Le développement de l’agriculture chinoise est confronté à des contraintes hydriques toujours plus prégnantes. Les volumes disponibles sont faibles et se réduisent ; l’eau est géographiquement mal répartie entre le Nord et le Sud et sa qualité se dégrade progressivement. La proportion d’eaux souterraines dont l’utilisation pour les activités humaines est limitée par le niveau de pollution, a été évaluée à plus de 60 % en 2014 par les autorités chinoises. Plus de 4 millions d’hectares, soit 6 % des surfaces irriguées, dont les deux tiers dans le nord du pays, seraient irrigués avec de l’eau polluée, menant à de faibles récoltes et à une pollution des sols. Si l’industrie et les villes sont en cause, l’agriculture chinoise n’est pas seulement la victime. Elle contribue largement à ce phénomène avec l’usage des pesticides et des engrais, dont le pays est le premier consommateur au monde.
La Chine connaît aussi des problèmes de sols agricoles. Une partie importante est en effet dégradée par l’usage excessif des engrais et par les pollutions d’origine industrielle et urbaine. En 2013, les autorités avaient annoncé que 3,3 millions d’hectares, près de 3 % de la surface agricole, étaient trop pollués pour être cultivés. L’année suivante, un rapport officiel a révisé ces chiffres, estimant que 16 % du territoire et 19 % des terres cultivées dépassaient les seuils de pollution admis en Chine, notamment pour le cadmium, le nickel et l’arsenic.

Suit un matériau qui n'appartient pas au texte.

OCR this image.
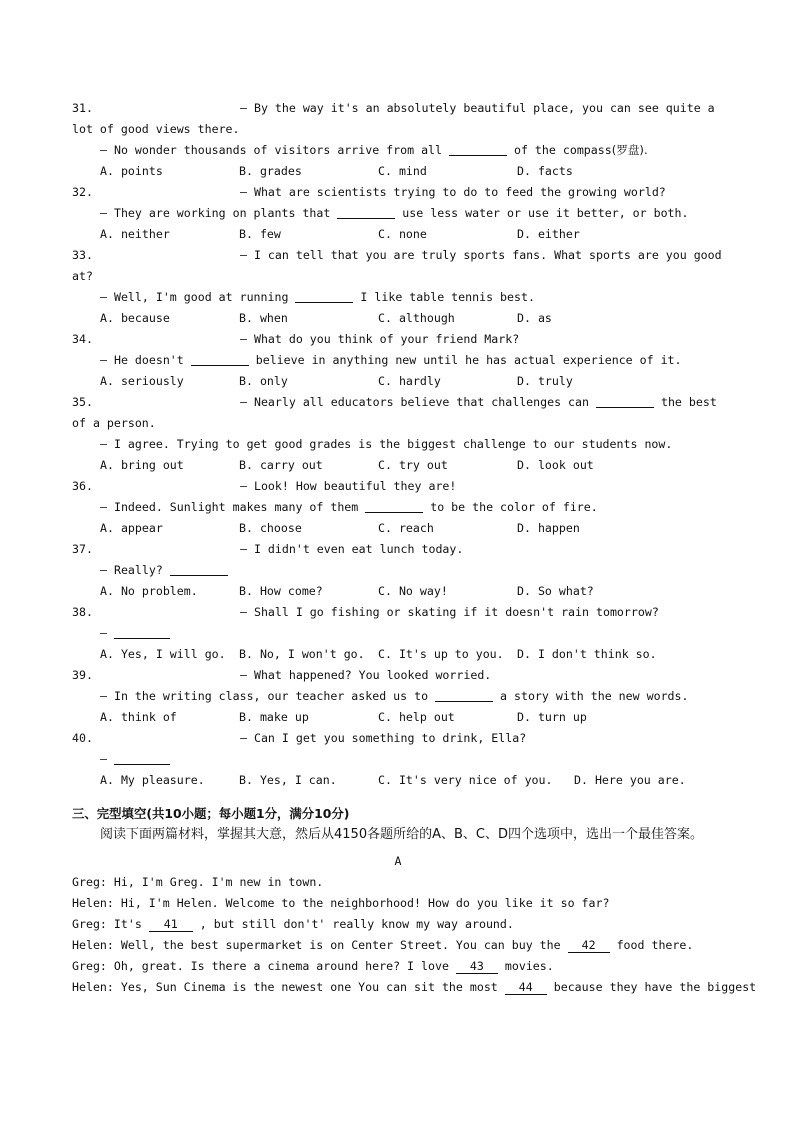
31.	— By the way it's an absolutely beautiful place, you can see quite a
lot of good views there.
— No wonder thousands of visitors arrive from all	of the compass(罗盘).
A. points	B. grades	C. mind	D. facts
32.	— What are scientists trying to do to feed the growing world?
— They are working on plants that	use less water or use it better, or both.
A. neither	B. few	C. none	D. either
33.	— I can tell that you are truly sports fans. What sports are you good
at?
— Well, I'm good at running	I like table tennis best.
A. because	B. when	C. although	D. as
34.	— What do you think of your friend Mark?
— He doesn't	believe in anything new until he has actual experience of it.
A. seriously	B. only	C. hardly	D. truly
35.	— Nearly all educators believe that challenges can	the best
of a person.
— I agree. Trying to get good grades is the biggest challenge to our students now.
A. bring out	B. carry out	C. try out	D. look out
36.	— Look! How beautiful they are!
— Indeed. Sunlight makes many of them	to be the color of fire.
A. appear	B. choose	C. reach	D. happen
37.	— I didn't even eat lunch today.
— Really?
A. No problem.	B. How come?	C. No way!	D. So what?
38.	— Shall I go fishing or skating if it doesn't rain tomorrow?
—
A. Yes, I will go. B. No, I won't go. C. It's up to you. D. I don't think so.
39.	— What happened? You looked worried.
— In the writing class, our teacher asked us to	a story with the new words.
A. think of	B. make up	C. help out	D. turn up
40.	— Can I get you something to drink, Ella?
—
A. My pleasure.	B. Yes, I can.	C. It's very nice of you. D. Here you are.
三、完型填空(共10小题；每小题1分，满分10分)
阅读下面两篇材料，掌握其大意，然后从4150各题所给的A、B、C、D四个选项中，选出一个最佳答案。
A
Greg: Hi, I'm Greg. I'm new in town.
Helen: Hi, I'm Helen. Welcome to the neighborhood! How do you like it so far?
Greg: It's 41 , but still don't' really know my way around.
Helen: Well, the best supermarket is on Center Street. You can buy the 42 food there.
Greg: Oh, great. Is there a cinema around here? I love 43 movies.
Helen: Yes, Sun Cinema is the newest one You can sit the most 44 because they have the biggest
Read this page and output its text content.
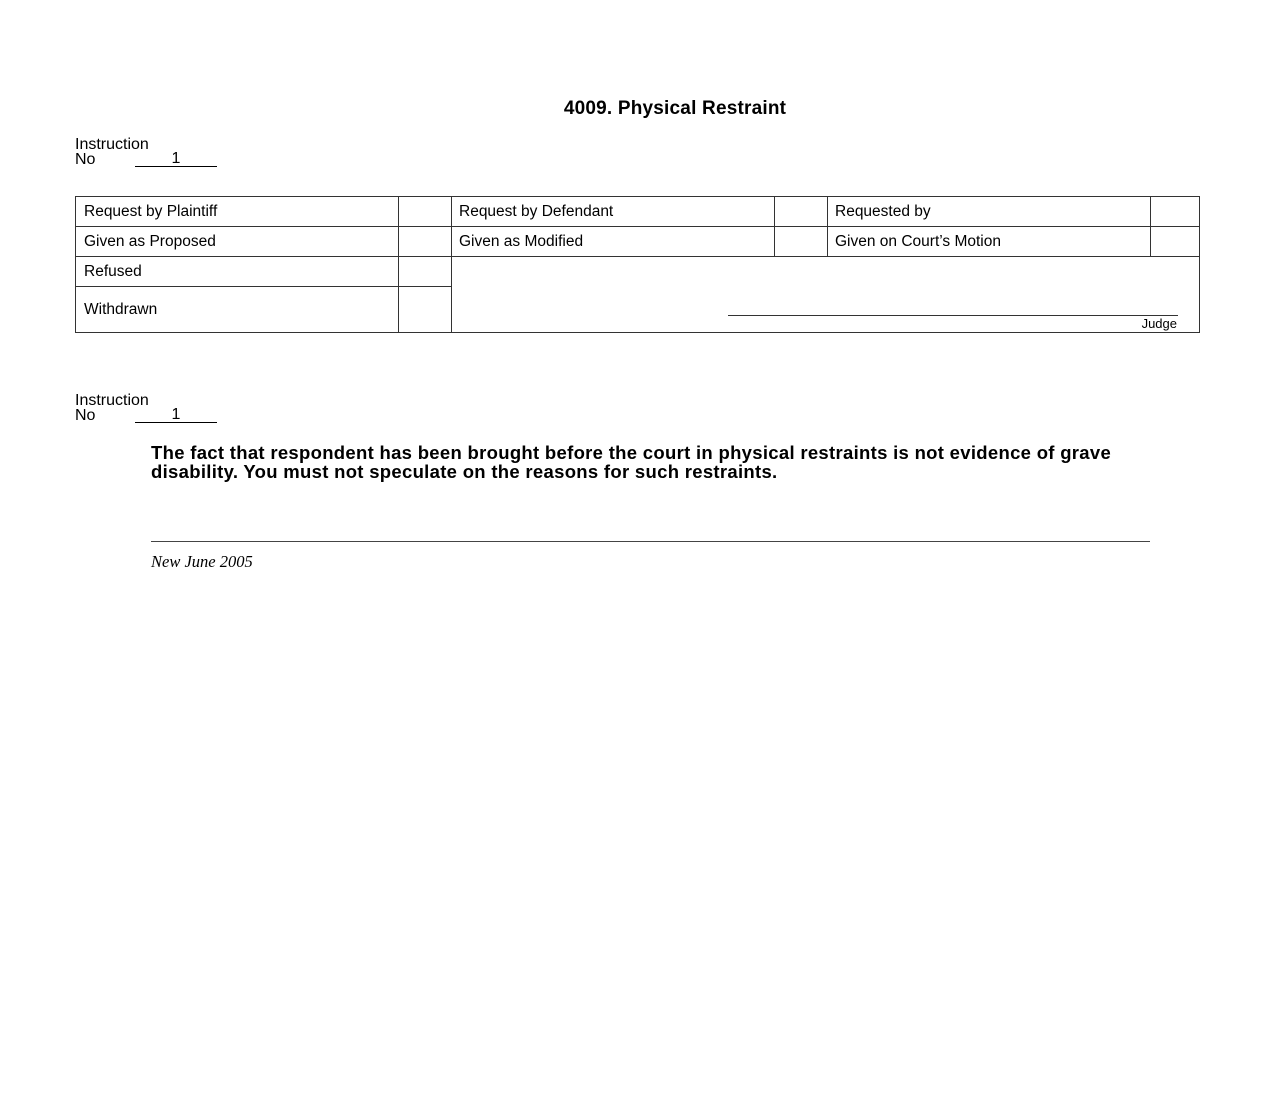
4009. Physical Restraint
Instruction
No	1
Request by Plaintiff	Request by Defendant	Requested by
Given as Proposed	Given as Modified	Given on Court’s Motion
Refused
Withdrawn
Judge
Instruction
No	1
The fact that respondent has been brought before the court in physical restraints is not evidence of grave disability. You must not speculate on the reasons for such restraints.
New June 2005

Réorientation verte de la politique agricole

Conscient de ces impasses écologiques, le président Xi Jinping, arrivé au pouvoir en 2013, a initié une inflexion de la politique agricole afin de restaurer les capacités de production domestiques et assurer la sécurité alimentaire sur le long terme. L’appel à des récoltes record a disparu des discours officiels, qui insistent au contraire sur la nécessité de recourir – modérément – aux importations, nécessaires à l’équilibre offre-demande au niveau national.
Le XIIIème plan quinquennal chinois (2016-2020) a confirmé cette réorientation. Priorité à la protection des sols et à l’amélioration de la capacité de production, sous le signe d’une « gouvernance écologique » avec des technologies propres. Les ressources naturelles deviennent dans la politique chinoise une « réserve » de production qu’il faut entretenir. Les mesures prises pour limiter les pollutions environnementales deviennent plus contraignantes et sont à l’origine d’une stagnation, voire parfois d’une baisse de certaines productions agricoles.
Le plan de développement durable de l’agriculture ambitionne ainsi d’avoir étendu les techniques d’irrigation plus économes en eau, comme l’aspersion ou le goutte à goutte, à 75 % des surfaces irriguées en 2030 contre moins de 50 % aujourd’hui. Le volume d’eau consacré à l’irrigation, ont annoncé les autorités, devrait se stabiliser à partir de 2030, à un niveau supérieur de 10 % à celui de 2013. En outre, la croissance de l’épandage d’engrais et de pesticides, + 1,3 % par an en 2013, devra retomber à 1 % puis s’arrêter à partir de 2020. Enfin, il est prôné de mieux valoriser les résidus de culture et les déjections animales et de les substituer au maximum aux engrais artificiels. A ce plan pour l’agriculture durable s’en ajoutent deux autres destinés à lutter contre la pollution de l’eau et des sols. Leurs objectifs sont d’une part d’améliorer la qualité des sept principaux fleuves du pays d’ici à 2020 ainsi que d’améliorer en dix ans la qualité de plus de 90 % des eaux urbaines et, d’autre part, de rendre utilisables 90 % des terres agricoles polluées d’ici à 2020 et 95 % d’ici à 2030.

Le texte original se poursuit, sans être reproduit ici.